The Tsarina's Golden Chamber (Золотая Царицына Палата, Zolotaya Tzaritsyna Palata) (alternatively spelled as "Czarina's") is the official reception room of the Russian tsarinas, where they held formal celebrations of Russian monarchs' weddings, meetings with Russian and foreign clergy, and receptions for relatives of the imperial family and for ladies of the court. It is part of the tsar's palace in the Moscow Kremlin. Золотая Царицына Палата is also the name of the building that houses the chamber, this time using Палата in the sense of "palace". The small building is generally known by its famous interior, "Tsarina's Golden Chamber".

==History==
The Chamber was part of the palace complex built in the Kremlin in late 15th and mid 19th centuries. The tsarina's quarters must have been located in that part of the palace. It is situated on a ground floor and was built in the early 16th century. In the 1580s, it was rebuilt as a ceremonial reception room of Tsarina Irina Godunova, the wife of Tsar Feodor I of Russia. The names of its builders are unknown; it may be assumed, however, that they were familiar with Italian Renaissance architecture.

The walls of the chamber are decorated with paintings on a golden background. The paintings on the vault show episodes from Christian history associated with Emperor Constantine of Byzantium and his mother, Helena. On the slant of the eastern wall near which the tsarina's throne used to stand is a series of paintings depicting the conversion of princess Olga, the first Russian Christian princess, and her baptism. Shown on the northern wall are scenes from the Life of St. Dinara, a Georgian saint who, together with her host, valiantly defended the Christian faith.
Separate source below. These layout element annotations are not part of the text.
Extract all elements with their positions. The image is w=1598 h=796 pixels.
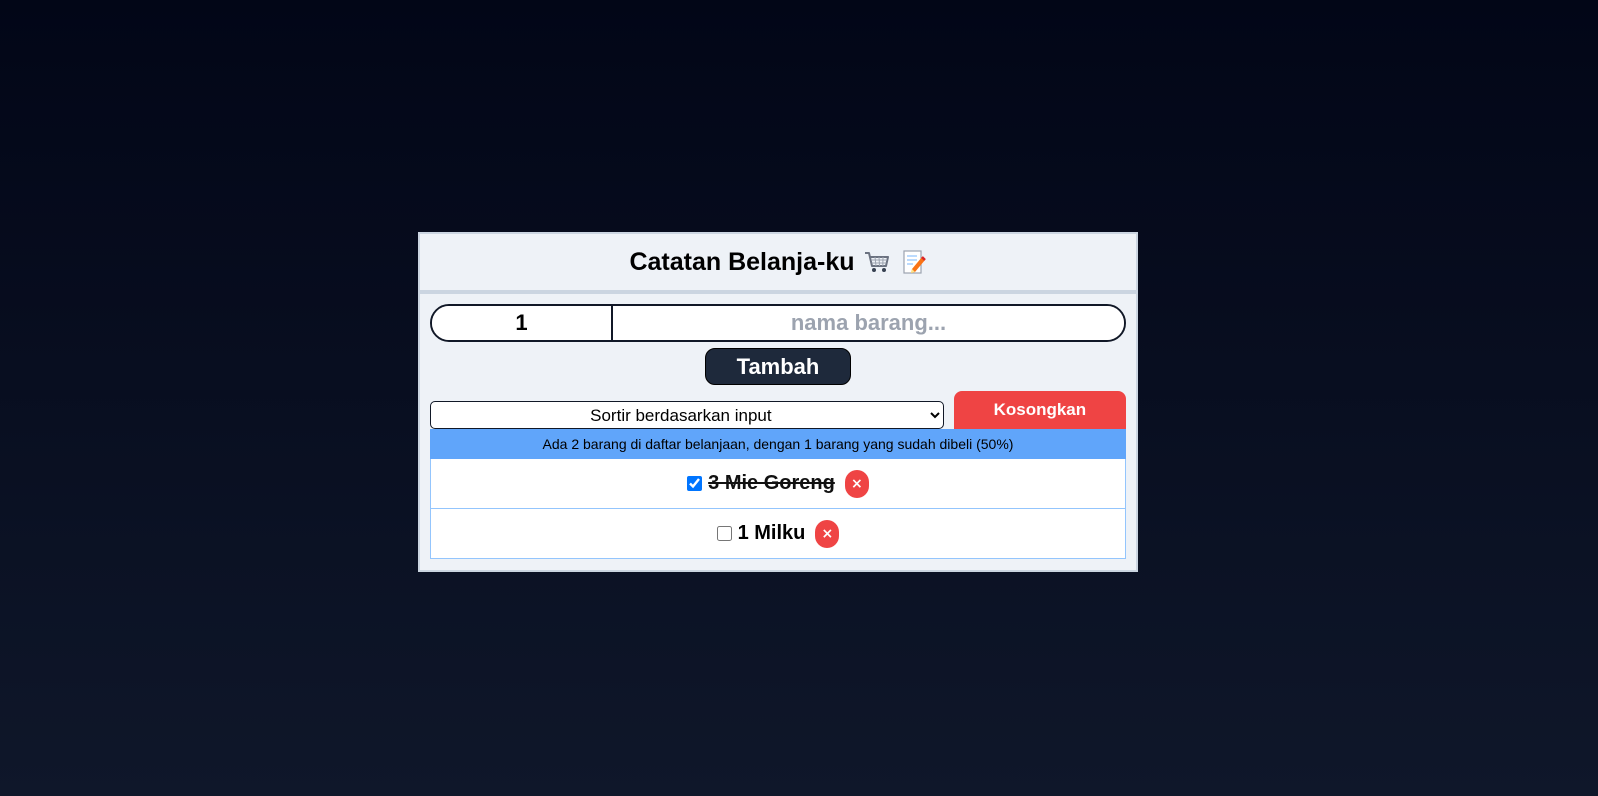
clear-list-button[interactable]: Kosongkan xyxy=(953,391,1126,429)
sort-select[interactable]: Sortir berdasarkan input xyxy=(430,401,944,429)
add-button[interactable]: Tambah xyxy=(705,348,851,385)
list-item: 1 Milku × xyxy=(430,509,1126,559)
item-name-input[interactable] xyxy=(613,306,1124,340)
memo-icon xyxy=(899,248,927,276)
shopping-list-app: Catatan Belanja-ku Tambah xyxy=(418,232,1138,572)
item-label: 1 Milku xyxy=(737,522,806,544)
shopping-cart-icon xyxy=(863,248,891,276)
delete-item-button[interactable]: × xyxy=(844,469,869,498)
quantity-input[interactable] xyxy=(432,306,613,340)
add-button-container: Tambah xyxy=(420,348,1136,385)
app-header: Catatan Belanja-ku xyxy=(420,234,1136,294)
item-checkbox[interactable] xyxy=(687,476,703,491)
item-checkbox[interactable] xyxy=(716,526,732,541)
add-item-form xyxy=(430,304,1126,342)
list-summary: Ada 2 barang di daftar belanjaan, dengan… xyxy=(430,429,1126,459)
shopping-list: 3 Mie Goreng × 1 Milku × xyxy=(430,459,1126,559)
app-title: Catatan Belanja-ku xyxy=(629,247,855,276)
list-item: 3 Mie Goreng × xyxy=(430,459,1126,509)
item-label: 3 Mie Goreng xyxy=(708,472,835,494)
list-controls: Sortir berdasarkan input Kosongkan xyxy=(430,391,1126,429)
delete-item-button[interactable]: × xyxy=(815,519,840,548)
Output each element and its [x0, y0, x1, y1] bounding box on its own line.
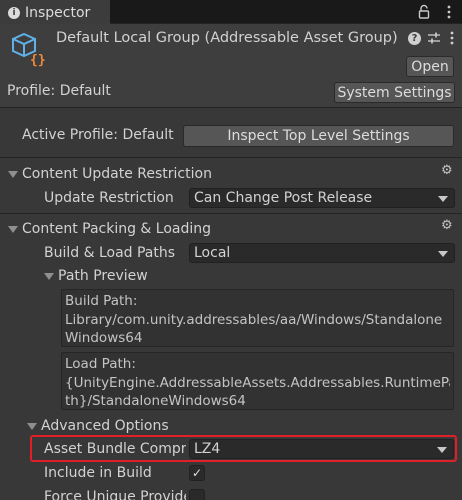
update-restriction-value: Can Change Post Release — [194, 190, 373, 206]
object-title: Default Local Group (Addressable Asset G… — [56, 30, 398, 46]
build-load-paths-label: Build & Load Paths — [44, 245, 176, 261]
load-path-heading: Load Path: — [65, 356, 136, 372]
help-icon[interactable]: ? — [408, 32, 421, 45]
asset-bundle-compression-label: Asset Bundle Compression — [44, 441, 186, 457]
checkmark-icon: ✓ — [191, 466, 203, 480]
profile-label: Profile: Default — [7, 83, 111, 99]
asset-bundle-compression-value: LZ4 — [194, 441, 221, 457]
tab-inspector[interactable]: i Inspector — [0, 0, 110, 25]
content-packing-title: Content Packing & Loading — [22, 221, 212, 237]
load-path-line1: {UnityEngine.AddressableAssets.Addressab… — [65, 374, 450, 391]
include-in-build-checkbox[interactable]: ✓ — [189, 465, 205, 481]
svg-text:{}: {} — [30, 53, 46, 67]
load-path-line2: th}/StandaloneWindows64 — [65, 393, 246, 409]
build-path-preview: Build Path: Library/com.unity.addressabl… — [61, 289, 454, 347]
content-update-title: Content Update Restriction — [22, 166, 212, 182]
inspect-top-level-settings-button[interactable]: Inspect Top Level Settings — [183, 125, 454, 147]
content-packing-foldout[interactable]: Content Packing & Loading — [8, 221, 211, 237]
force-unique-provider-label: Force Unique Provider — [44, 489, 186, 500]
update-restriction-dropdown[interactable]: Can Change Post Release — [189, 188, 455, 208]
foldout-arrow-icon — [27, 422, 37, 430]
content-packing-settings-icon[interactable]: ⚙ — [441, 218, 453, 233]
asset-bundle-compression-dropdown[interactable]: LZ4 — [189, 439, 454, 459]
system-settings-button[interactable]: System Settings — [334, 82, 455, 103]
advanced-options-foldout[interactable]: Advanced Options — [27, 418, 169, 434]
force-unique-provider-checkbox[interactable] — [189, 489, 205, 500]
include-in-build-label: Include in Build — [44, 465, 152, 481]
build-load-paths-value: Local — [194, 245, 231, 261]
tab-inspector-label: Inspector — [25, 4, 91, 21]
lock-icon[interactable] — [418, 4, 430, 19]
dropdown-arrow-icon — [437, 447, 447, 453]
content-update-foldout[interactable]: Content Update Restriction — [8, 166, 212, 182]
foldout-arrow-icon — [44, 272, 54, 280]
path-preview-foldout[interactable]: Path Preview — [44, 268, 148, 284]
dropdown-arrow-icon — [438, 251, 448, 257]
content-update-settings-icon[interactable]: ⚙ — [441, 163, 453, 178]
divider — [0, 213, 462, 214]
foldout-arrow-icon — [8, 170, 18, 178]
advanced-options-label: Advanced Options — [41, 418, 169, 434]
dropdown-arrow-icon — [438, 196, 448, 202]
open-button[interactable]: Open — [406, 56, 454, 77]
build-load-paths-dropdown[interactable]: Local — [189, 243, 455, 263]
build-path-heading: Build Path: — [65, 293, 138, 309]
foldout-arrow-icon — [8, 225, 18, 233]
preset-icon[interactable] — [427, 31, 441, 45]
load-path-preview: Load Path: {UnityEngine.AddressableAsset… — [61, 352, 454, 410]
info-icon: i — [8, 6, 20, 19]
path-preview-label: Path Preview — [58, 268, 148, 284]
header-menu-icon[interactable] — [449, 30, 455, 46]
tab-menu-icon[interactable] — [446, 4, 452, 20]
update-restriction-label: Update Restriction — [44, 190, 174, 206]
addressable-group-icon: {} — [10, 31, 46, 68]
divider — [0, 157, 462, 158]
active-profile-label: Active Profile: Default — [22, 127, 174, 143]
build-path-line1: Library/com.unity.addressables/aa/Window… — [65, 311, 443, 328]
build-path-line2: Windows64 — [65, 330, 143, 346]
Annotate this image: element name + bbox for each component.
The paintings on the western wall feature scenes from the life of Empress St. Theodora.

The Anteroom or Passage Chamber is adjacent to the west side of the Tsarina's Golden Chamber. In the early 17th century, it was named Zhiletskaya ("Dwellers") because the palace's resident guards and servants were always present there.

During the four centuries of its existence, the Tsarina's Golden Chamber underwent a number of structural alterations and its frescoes were repainted more than once. In 1970-1978 extensive restoration work was carried out there. The restoration was important because this is the only specimen of Old Russian secular monumental painting in Moscow to have survived to the present day.

The Tsarina's Golden Chamber was first mentioned in manuscripts in 1526 as Naugolnaya ("Corner"). It and the Faceted Chamber are the oldest civil buildings in the Moscow Kremlin.